Et pourtant, nous voyons tous les jours comment dans un pays de référence comme la France, chaque affaire qui se déclenche oblige le concerné, député ou ministre, ou tout autre responsable politique, à démissionner de ses responsabilités politiques pour que la justice ait la possibilité de laver son honneur. Ce sont d’abord ses proches, parents, enfants ou amis, qui le poussent à laver son honorabilité. Laver son honorabilité équivaut aussi à aller en prison si l’on a pu commettre des erreurs punies par les lois de la république. Mais ici au Bénin, depuis 1990, la loi permet au personnel politique d’échapper à ce devoir. Il est fort celui qui, après avoir volé suffisamment, peut se targuer d’échapper à la justice de son pays.
Cette conception déséquilibrée voire révoltante (mais combien réelle) ne serait pas possible si la justice béninoise n’était pas corrompue et facilement influençable. Selon les bruits de couloir qui me parviennent, quelques juges risquent d’être bientôt radiés pour des faits de corruption dans une affaire éminemment politique. Dans ces conditions, chacun est convaincu que la justice est aux ordres des pouvoirs d’argent et du pouvoir politique.

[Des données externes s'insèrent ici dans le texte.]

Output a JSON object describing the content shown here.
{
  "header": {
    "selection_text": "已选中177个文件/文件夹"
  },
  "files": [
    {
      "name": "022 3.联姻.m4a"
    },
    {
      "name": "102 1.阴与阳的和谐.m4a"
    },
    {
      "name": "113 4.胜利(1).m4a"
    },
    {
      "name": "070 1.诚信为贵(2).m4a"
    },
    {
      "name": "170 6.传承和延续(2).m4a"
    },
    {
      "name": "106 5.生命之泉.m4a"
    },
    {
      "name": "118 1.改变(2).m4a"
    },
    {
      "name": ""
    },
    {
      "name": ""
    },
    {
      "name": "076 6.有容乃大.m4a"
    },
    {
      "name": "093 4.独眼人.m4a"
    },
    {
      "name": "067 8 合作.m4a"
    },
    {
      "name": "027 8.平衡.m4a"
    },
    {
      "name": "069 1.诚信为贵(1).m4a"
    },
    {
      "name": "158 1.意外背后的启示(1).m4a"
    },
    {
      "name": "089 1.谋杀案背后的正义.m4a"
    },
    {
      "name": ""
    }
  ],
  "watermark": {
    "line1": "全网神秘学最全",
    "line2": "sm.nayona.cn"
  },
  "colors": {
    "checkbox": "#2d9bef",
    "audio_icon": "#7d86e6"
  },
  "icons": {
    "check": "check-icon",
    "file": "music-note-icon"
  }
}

Mais le citoyen ordinaire qui a le sentiment que les acteurs politiques ne votent les lois que pour y échapper eux-mêmes, est finalement le dindon de la farce. Il est enfermé dans une fatalité sans issue, surtout lorsqu’il entend des chefs de famille venir défendre au parlement que des citoyens ne devraient pas être écoutés par les juges. Il est révolté d’apprendre que l’égalité en droit prônée par la Constitution est une simple farce.
L’impunité est la règle. Suivez-moi bien. Si le parlement est sollicité encore pour le vote aux 2/3 de l’acte d’accusation d’un certain Djènontin, je serais le premier surpris. Et si les députés votent effectivement cet acte d’accusation, je viendrai démentir ici même que notre Constitution n’a pas été cousue pour protéger les politiciens. Pour le moment, je le répète encore : rien ne se passera. Le reste n’est que de la musique de bouche.